LONDON (AP) – Justin Gatlin’s coach could face a two-year ban if the Olympic and world champion sprinter is found guilty of a second doping violation, the sport’s international governing body said Monday.

“Once we have enough evidence to prove it, then we have the power to prosecute him,” IAAF spokesman Nick Davies said, referring to Trevor Graham.

The International Association of Athletics Federations will only act should evidence link Graham to any doping violations and the U.S. Anti-Doping Agency decides not to take action against him, Davies said.

While USADA does not normally go after coaches, the U.S. Olympic Committee is looking into ways to hold them responsible if they’re involved in doping cases.

Among the considerations would be banning them from training facilities and denying access to the Olympics and other major events.

While not referring to Graham or Gatlin specifically, USOC spokesman Darryl Seibel said Monday that the federation has long been looking into ways to penalize coaches if they play a role in doping.

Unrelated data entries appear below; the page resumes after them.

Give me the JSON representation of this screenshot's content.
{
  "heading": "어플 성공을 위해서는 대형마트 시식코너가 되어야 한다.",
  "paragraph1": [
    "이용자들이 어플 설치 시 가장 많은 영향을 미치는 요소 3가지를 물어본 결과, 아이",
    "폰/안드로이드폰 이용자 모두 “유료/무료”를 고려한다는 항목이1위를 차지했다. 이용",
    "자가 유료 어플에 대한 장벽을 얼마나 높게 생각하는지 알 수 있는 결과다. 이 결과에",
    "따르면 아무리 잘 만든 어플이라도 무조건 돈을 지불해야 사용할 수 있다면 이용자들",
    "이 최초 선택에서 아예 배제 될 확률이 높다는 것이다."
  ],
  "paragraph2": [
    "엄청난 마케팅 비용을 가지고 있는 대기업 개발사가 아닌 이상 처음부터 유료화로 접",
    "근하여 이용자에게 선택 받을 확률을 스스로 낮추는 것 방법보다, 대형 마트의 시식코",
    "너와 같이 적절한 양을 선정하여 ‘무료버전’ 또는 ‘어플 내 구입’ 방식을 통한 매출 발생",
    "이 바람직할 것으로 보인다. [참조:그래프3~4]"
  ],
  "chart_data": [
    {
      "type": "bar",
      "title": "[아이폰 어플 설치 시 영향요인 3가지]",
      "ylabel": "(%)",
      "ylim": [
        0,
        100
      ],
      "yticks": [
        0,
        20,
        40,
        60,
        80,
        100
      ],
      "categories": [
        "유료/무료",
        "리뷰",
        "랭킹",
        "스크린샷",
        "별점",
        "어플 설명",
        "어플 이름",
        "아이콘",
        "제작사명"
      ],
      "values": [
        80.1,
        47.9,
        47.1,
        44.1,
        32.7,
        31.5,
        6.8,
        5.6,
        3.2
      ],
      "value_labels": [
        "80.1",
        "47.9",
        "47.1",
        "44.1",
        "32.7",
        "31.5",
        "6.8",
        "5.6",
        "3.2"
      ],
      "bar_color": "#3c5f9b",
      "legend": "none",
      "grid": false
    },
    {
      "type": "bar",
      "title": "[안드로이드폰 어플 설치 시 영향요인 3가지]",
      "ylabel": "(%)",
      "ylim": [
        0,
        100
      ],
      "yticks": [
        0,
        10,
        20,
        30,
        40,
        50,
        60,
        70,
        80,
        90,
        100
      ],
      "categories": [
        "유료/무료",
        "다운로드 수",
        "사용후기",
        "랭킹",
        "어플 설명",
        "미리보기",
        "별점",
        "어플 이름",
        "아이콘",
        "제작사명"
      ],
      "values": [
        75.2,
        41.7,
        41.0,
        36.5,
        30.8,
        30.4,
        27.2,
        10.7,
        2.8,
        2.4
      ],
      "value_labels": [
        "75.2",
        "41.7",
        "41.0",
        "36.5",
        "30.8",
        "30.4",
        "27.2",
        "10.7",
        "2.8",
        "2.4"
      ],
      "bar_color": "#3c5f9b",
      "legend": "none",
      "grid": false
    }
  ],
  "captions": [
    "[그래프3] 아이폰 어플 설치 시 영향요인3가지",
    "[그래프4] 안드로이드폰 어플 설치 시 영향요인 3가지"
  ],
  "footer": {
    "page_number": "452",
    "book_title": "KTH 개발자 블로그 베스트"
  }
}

Seibel said the USOC would never back down on its stance that athletes are ultimately responsible for what goes into their bodies.

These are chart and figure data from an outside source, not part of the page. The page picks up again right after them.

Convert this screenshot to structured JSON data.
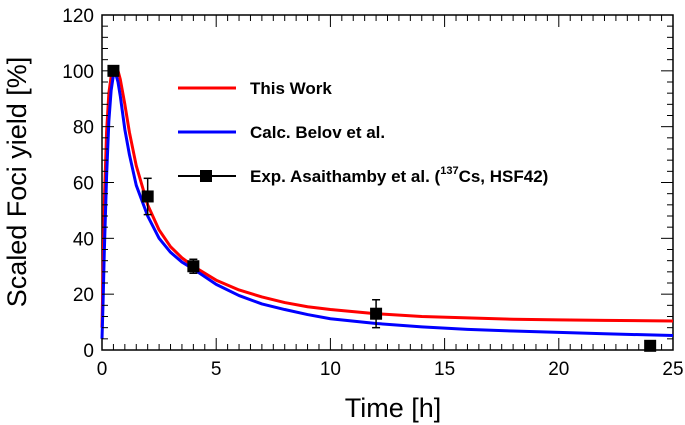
{
  "chart_data": {
    "type": "line",
    "xlabel": "Time [h]",
    "ylabel": "Scaled Foci yield [%]",
    "xlim": [
      0,
      25
    ],
    "ylim": [
      0,
      120
    ],
    "x_ticks": [
      0,
      5,
      10,
      15,
      20,
      25
    ],
    "y_ticks": [
      0,
      20,
      40,
      60,
      80,
      100,
      120
    ],
    "grid": false,
    "legend_position": "top-right",
    "series": [
      {
        "name": "This Work",
        "color": "#ff0000",
        "x": [
          0,
          0.05,
          0.1,
          0.2,
          0.3,
          0.4,
          0.5,
          0.6,
          0.7,
          0.8,
          1.0,
          1.2,
          1.5,
          2.0,
          2.5,
          3.0,
          3.5,
          4.0,
          5.0,
          6.0,
          7.0,
          8.0,
          9.0,
          10.0,
          12.0,
          14.0,
          16.0,
          18.0,
          20.0,
          22.0,
          25.0
        ],
        "y": [
          8,
          30,
          52,
          78,
          92,
          98,
          100.5,
          101,
          100,
          97,
          88,
          78,
          66,
          52,
          43,
          37,
          33,
          30,
          25,
          21.5,
          19,
          17,
          15.5,
          14.5,
          13,
          12,
          11.5,
          11,
          10.8,
          10.6,
          10.4
        ]
      },
      {
        "name": "Calc. Belov et al.",
        "color": "#0000ff",
        "x": [
          0,
          0.05,
          0.1,
          0.2,
          0.3,
          0.4,
          0.5,
          0.6,
          0.7,
          0.8,
          1.0,
          1.2,
          1.5,
          2.0,
          2.5,
          3.0,
          3.5,
          4.0,
          5.0,
          6.0,
          7.0,
          8.0,
          9.0,
          10.0,
          12.0,
          14.0,
          16.0,
          18.0,
          20.0,
          22.0,
          25.0
        ],
        "y": [
          4,
          18,
          35,
          62,
          82,
          93,
          98.5,
          99,
          96,
          91,
          79,
          70,
          59,
          48,
          40,
          35,
          31.5,
          29,
          23.5,
          19.5,
          16.5,
          14.5,
          12.7,
          11.2,
          9.5,
          8.3,
          7.4,
          6.8,
          6.3,
          5.8,
          5.2
        ]
      },
      {
        "name": "Exp. Asaithamby et al. (",
        "name_sup": "137",
        "name_suffix": "Cs, HSF42)",
        "color": "#000000",
        "marker": "square",
        "x": [
          0.5,
          2.0,
          4.0,
          12.0,
          24.0
        ],
        "y": [
          100,
          55,
          30,
          13,
          1.5
        ],
        "yerr": [
          1,
          6.5,
          2.5,
          5,
          1
        ]
      }
    ]
  }
}
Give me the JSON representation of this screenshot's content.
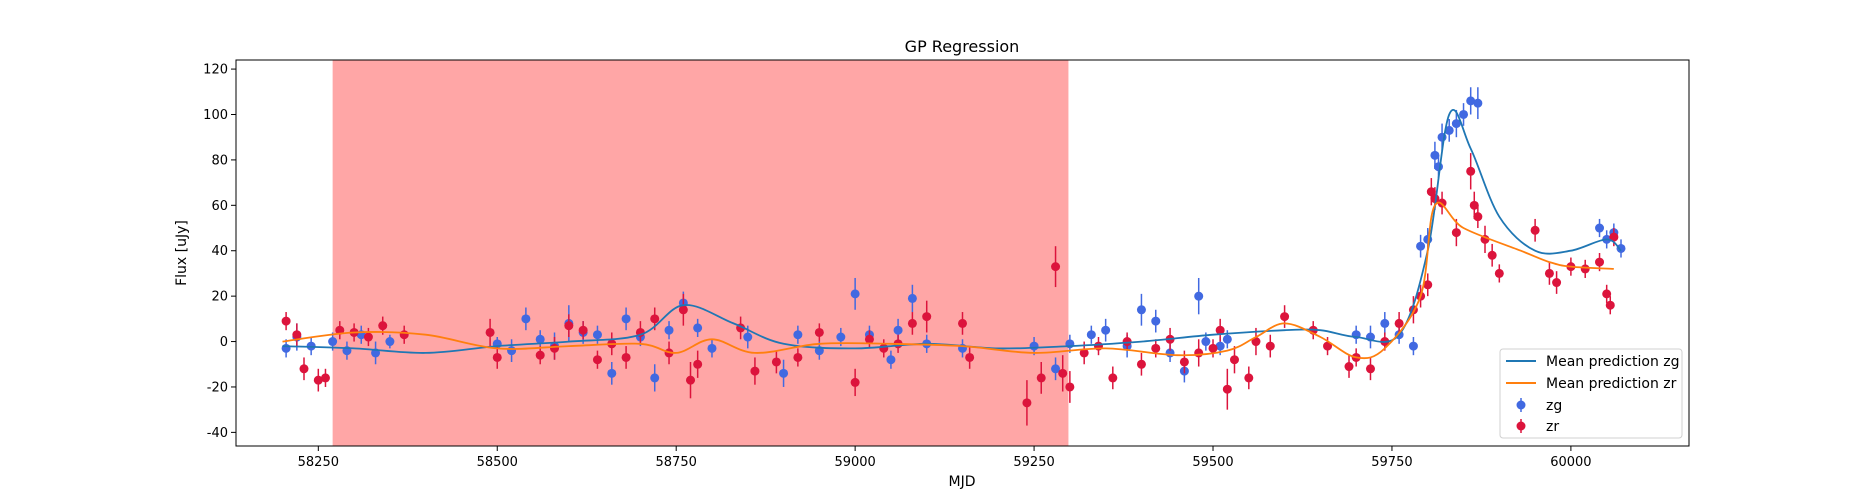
{
  "chart_data": {
    "type": "scatter",
    "title": "GP Regression",
    "xlabel": "MJD",
    "ylabel": "Flux [uJy]",
    "xlim": [
      58135,
      60165
    ],
    "ylim": [
      -46,
      124
    ],
    "xticks": [
      58250,
      58500,
      58750,
      59000,
      59250,
      59500,
      59750,
      60000
    ],
    "yticks": [
      -40,
      -20,
      0,
      20,
      40,
      60,
      80,
      100,
      120
    ],
    "grid": false,
    "legend_position": "lower right",
    "shaded_region": {
      "x_start": 58270,
      "x_end": 59298,
      "color": "#ff0000",
      "alpha": 0.35
    },
    "lines": [
      {
        "name": "Mean prediction zg",
        "color": "#1f77b4",
        "points": [
          [
            58200,
            -2
          ],
          [
            58300,
            -3
          ],
          [
            58400,
            -5
          ],
          [
            58500,
            -2
          ],
          [
            58600,
            0
          ],
          [
            58700,
            3
          ],
          [
            58760,
            16
          ],
          [
            58830,
            8
          ],
          [
            58900,
            -1
          ],
          [
            59000,
            -3
          ],
          [
            59100,
            -1
          ],
          [
            59200,
            -3
          ],
          [
            59300,
            -2
          ],
          [
            59400,
            0
          ],
          [
            59500,
            3
          ],
          [
            59600,
            5
          ],
          [
            59650,
            5
          ],
          [
            59700,
            2
          ],
          [
            59760,
            3
          ],
          [
            59800,
            40
          ],
          [
            59830,
            100
          ],
          [
            59860,
            85
          ],
          [
            59900,
            55
          ],
          [
            59950,
            40
          ],
          [
            60000,
            40
          ],
          [
            60050,
            45
          ],
          [
            60070,
            40
          ]
        ]
      },
      {
        "name": "Mean prediction zr",
        "color": "#ff7f0e",
        "points": [
          [
            58200,
            0
          ],
          [
            58300,
            4
          ],
          [
            58400,
            3
          ],
          [
            58500,
            -3
          ],
          [
            58600,
            -2
          ],
          [
            58700,
            -1
          ],
          [
            58750,
            -5
          ],
          [
            58800,
            1
          ],
          [
            58860,
            -5
          ],
          [
            58950,
            -1
          ],
          [
            59050,
            -1
          ],
          [
            59150,
            -2
          ],
          [
            59250,
            -5
          ],
          [
            59350,
            -3
          ],
          [
            59450,
            -6
          ],
          [
            59520,
            -4
          ],
          [
            59560,
            2
          ],
          [
            59600,
            8
          ],
          [
            59650,
            2
          ],
          [
            59700,
            -7
          ],
          [
            59740,
            -3
          ],
          [
            59790,
            20
          ],
          [
            59810,
            60
          ],
          [
            59850,
            50
          ],
          [
            59930,
            40
          ],
          [
            59970,
            35
          ],
          [
            60000,
            33
          ],
          [
            60060,
            32
          ]
        ]
      }
    ],
    "series": [
      {
        "name": "zg",
        "color": "#4169e1",
        "points": [
          [
            58205,
            -3,
            4
          ],
          [
            58220,
            2,
            6
          ],
          [
            58240,
            -2,
            4
          ],
          [
            58270,
            0,
            4
          ],
          [
            58290,
            -4,
            4
          ],
          [
            58310,
            3,
            4
          ],
          [
            58330,
            -5,
            5
          ],
          [
            58350,
            0,
            3
          ],
          [
            58500,
            -1,
            3
          ],
          [
            58520,
            -4,
            5
          ],
          [
            58540,
            10,
            5
          ],
          [
            58560,
            1,
            4
          ],
          [
            58580,
            -2,
            6
          ],
          [
            58600,
            8,
            8
          ],
          [
            58620,
            4,
            5
          ],
          [
            58640,
            3,
            4
          ],
          [
            58660,
            -14,
            5
          ],
          [
            58680,
            10,
            5
          ],
          [
            58700,
            2,
            4
          ],
          [
            58720,
            -16,
            6
          ],
          [
            58740,
            5,
            4
          ],
          [
            58760,
            17,
            5
          ],
          [
            58780,
            6,
            4
          ],
          [
            58800,
            -3,
            4
          ],
          [
            58850,
            2,
            5
          ],
          [
            58900,
            -14,
            6
          ],
          [
            58920,
            3,
            4
          ],
          [
            58950,
            -4,
            4
          ],
          [
            58980,
            2,
            4
          ],
          [
            59000,
            21,
            7
          ],
          [
            59020,
            3,
            4
          ],
          [
            59050,
            -8,
            4
          ],
          [
            59060,
            5,
            5
          ],
          [
            59080,
            19,
            6
          ],
          [
            59100,
            -1,
            4
          ],
          [
            59150,
            -3,
            4
          ],
          [
            59250,
            -2,
            4
          ],
          [
            59280,
            -12,
            5
          ],
          [
            59300,
            -1,
            4
          ],
          [
            59330,
            3,
            4
          ],
          [
            59350,
            5,
            5
          ],
          [
            59380,
            -2,
            5
          ],
          [
            59400,
            14,
            7
          ],
          [
            59420,
            9,
            5
          ],
          [
            59440,
            -5,
            4
          ],
          [
            59460,
            -13,
            5
          ],
          [
            59480,
            20,
            8
          ],
          [
            59490,
            0,
            4
          ],
          [
            59510,
            -2,
            4
          ],
          [
            59520,
            1,
            4
          ],
          [
            59700,
            3,
            4
          ],
          [
            59720,
            2,
            5
          ],
          [
            59740,
            8,
            5
          ],
          [
            59760,
            3,
            4
          ],
          [
            59780,
            -2,
            4
          ],
          [
            59790,
            42,
            5
          ],
          [
            59800,
            45,
            5
          ],
          [
            59810,
            82,
            6
          ],
          [
            59815,
            77,
            5
          ],
          [
            59820,
            90,
            6
          ],
          [
            59830,
            93,
            5
          ],
          [
            59840,
            96,
            6
          ],
          [
            59850,
            100,
            5
          ],
          [
            59860,
            106,
            6
          ],
          [
            59870,
            105,
            7
          ],
          [
            60040,
            50,
            4
          ],
          [
            60050,
            45,
            4
          ],
          [
            60060,
            48,
            4
          ],
          [
            60070,
            41,
            4
          ]
        ]
      },
      {
        "name": "zr",
        "color": "#dc143c",
        "points": [
          [
            58205,
            9,
            4
          ],
          [
            58220,
            3,
            5
          ],
          [
            58230,
            -12,
            5
          ],
          [
            58250,
            -17,
            5
          ],
          [
            58260,
            -16,
            4
          ],
          [
            58280,
            5,
            4
          ],
          [
            58300,
            4,
            4
          ],
          [
            58320,
            2,
            4
          ],
          [
            58340,
            7,
            4
          ],
          [
            58370,
            3,
            4
          ],
          [
            58490,
            4,
            6
          ],
          [
            58500,
            -7,
            5
          ],
          [
            58560,
            -6,
            4
          ],
          [
            58580,
            -3,
            5
          ],
          [
            58600,
            7,
            5
          ],
          [
            58620,
            5,
            4
          ],
          [
            58640,
            -8,
            4
          ],
          [
            58660,
            -1,
            5
          ],
          [
            58680,
            -7,
            5
          ],
          [
            58700,
            4,
            5
          ],
          [
            58720,
            10,
            5
          ],
          [
            58740,
            -5,
            5
          ],
          [
            58760,
            14,
            7
          ],
          [
            58770,
            -17,
            8
          ],
          [
            58780,
            -10,
            6
          ],
          [
            58840,
            6,
            5
          ],
          [
            58860,
            -13,
            6
          ],
          [
            58890,
            -9,
            5
          ],
          [
            58920,
            -7,
            4
          ],
          [
            58950,
            4,
            4
          ],
          [
            59000,
            -18,
            6
          ],
          [
            59020,
            1,
            4
          ],
          [
            59040,
            -3,
            4
          ],
          [
            59060,
            -1,
            4
          ],
          [
            59080,
            8,
            5
          ],
          [
            59100,
            11,
            7
          ],
          [
            59150,
            8,
            5
          ],
          [
            59160,
            -7,
            5
          ],
          [
            59240,
            -27,
            10
          ],
          [
            59260,
            -16,
            7
          ],
          [
            59280,
            33,
            9
          ],
          [
            59290,
            -14,
            8
          ],
          [
            59300,
            -20,
            7
          ],
          [
            59320,
            -5,
            5
          ],
          [
            59340,
            -2,
            4
          ],
          [
            59360,
            -16,
            5
          ],
          [
            59380,
            0,
            4
          ],
          [
            59400,
            -10,
            5
          ],
          [
            59420,
            -3,
            4
          ],
          [
            59440,
            1,
            5
          ],
          [
            59460,
            -9,
            5
          ],
          [
            59480,
            -5,
            6
          ],
          [
            59500,
            -3,
            4
          ],
          [
            59510,
            5,
            5
          ],
          [
            59520,
            -21,
            9
          ],
          [
            59530,
            -8,
            6
          ],
          [
            59550,
            -16,
            5
          ],
          [
            59560,
            0,
            6
          ],
          [
            59580,
            -2,
            5
          ],
          [
            59600,
            11,
            5
          ],
          [
            59640,
            5,
            4
          ],
          [
            59660,
            -2,
            4
          ],
          [
            59690,
            -11,
            5
          ],
          [
            59700,
            -7,
            4
          ],
          [
            59720,
            -12,
            5
          ],
          [
            59740,
            0,
            4
          ],
          [
            59760,
            8,
            5
          ],
          [
            59780,
            14,
            6
          ],
          [
            59790,
            20,
            5
          ],
          [
            59800,
            25,
            5
          ],
          [
            59805,
            66,
            6
          ],
          [
            59810,
            63,
            5
          ],
          [
            59820,
            61,
            5
          ],
          [
            59840,
            48,
            6
          ],
          [
            59860,
            75,
            8
          ],
          [
            59865,
            60,
            6
          ],
          [
            59870,
            55,
            5
          ],
          [
            59880,
            45,
            6
          ],
          [
            59890,
            38,
            5
          ],
          [
            59900,
            30,
            4
          ],
          [
            59950,
            49,
            5
          ],
          [
            59970,
            30,
            5
          ],
          [
            59980,
            26,
            5
          ],
          [
            60000,
            33,
            4
          ],
          [
            60020,
            32,
            4
          ],
          [
            60040,
            35,
            4
          ],
          [
            60050,
            21,
            4
          ],
          [
            60055,
            16,
            4
          ],
          [
            60060,
            46,
            4
          ]
        ]
      }
    ]
  }
}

“That said, we believe there are others who carry significant influence with athletes who must also share in the responsibility for clean competition,” Seibel said. “Specifically, agents, coaches and trainers must also be held accountable when there is a pattern of doping positives.”

Graham did not return phone messages seeking comment and no one answered the door at his house in an upscale neighborhood of Raleigh, N.C.

However, his attorney, Joe Zeszotarski, also of Raleigh, told The Associated Press in an e-mail that his client has never taken part in distributing illegal substances to athletes.

“It is curious that people who are not familiar with the situation can claim that Trevor has somehow done something wrong,” Zeszotarski wrote. “It is worth reminding everyone that one of the chief reasons the issue of doping has come to the forefront is because of Trevor’s integrity and courage in turning in the sample that led (to) the uncovering of the BALCO enterprise. Given what some people have lost as a result of Trevor’s integrity in turning in the sample, it is not surprising that there are people who would make false claims about him.”

Published reports have identified Graham as the coach who sent USADA a syringe containing the designer steroid THG, which until then had been undetectable.

A man who worked with Graham told a San Francisco grand jury and investigators that he supplied performance-enhancing drugs to the coach and many of his athletes, including Marion Jones, Tim Montgomery, C.J. Hunter and Michelle Collins, the New York Times reported last week.

At least six athletes who trained under Graham have received doping suspensions. Graham, however, has always denied direct knowledge or involvement with drug use.

Meantime, Gatlin’s mother, Janet, said during a telephone interview that her son was staying at the family’s Pensacola, Fla., home and was “doing as well as can be expected.”

Gatlin said Saturday he had been informed by the USADA that he tested positive for testosterone or other steroids after a relay race in Kansas in April. He said he has never knowingly taken banned substances.

If found guilty, Gatlin would face a life ban and the loss of the world 100-meter record. He equaled Jamaican Asafa Powell’s mark of 9.77 seconds in May, a month after the positive test. Gatlin would keep his Athens gold medal in the 100 and world 100 and 200 titles from 2005.

Gatlin was suspended in 2001 after testing positive for an amphetamine found in medication he was taking for attention deficit disorder. The IAAF gave him early reinstatement, but said the suspension remained on his record and he would face a life ban for any second violation.

The IAAF said it gave little credence to Graham’s claim that Gatlin was the victim of a massage therapist who rubbed testosterone cream on his legs without his knowledge.

“We have a strict liability rule that what’s in your body is your responsibility, so unless there was an independent witness who saw everything clearly there really isn’t a possibility that there would be something in that,” Davies said.

Cameron Myler, Gatlin’s attorney, said Graham was “not speaking on behalf of Justin.”

Speaking by telephone from her office in New York, Myler said Gatlin has voluntarily withdrawn from competition until the doping issue was resolved.

She said her client’s case would be based “on the exceptional circumstances clause of the World Anti-Doping code.”

That clause allows for a lesser penalty if it can be proved that the athlete was not responsible for the positive test. The exception is rarely granted.

“It’s a difficult standard, but it’s definitely something that we’re working toward,” Myler said.

“We’re trying to reconstruct what happened in Kansas, looking at who had access to Justin to cause the positive result. Justin didn’t do anything to cause this and he didn’t authorize anyone to put anything on him that would have caused it.”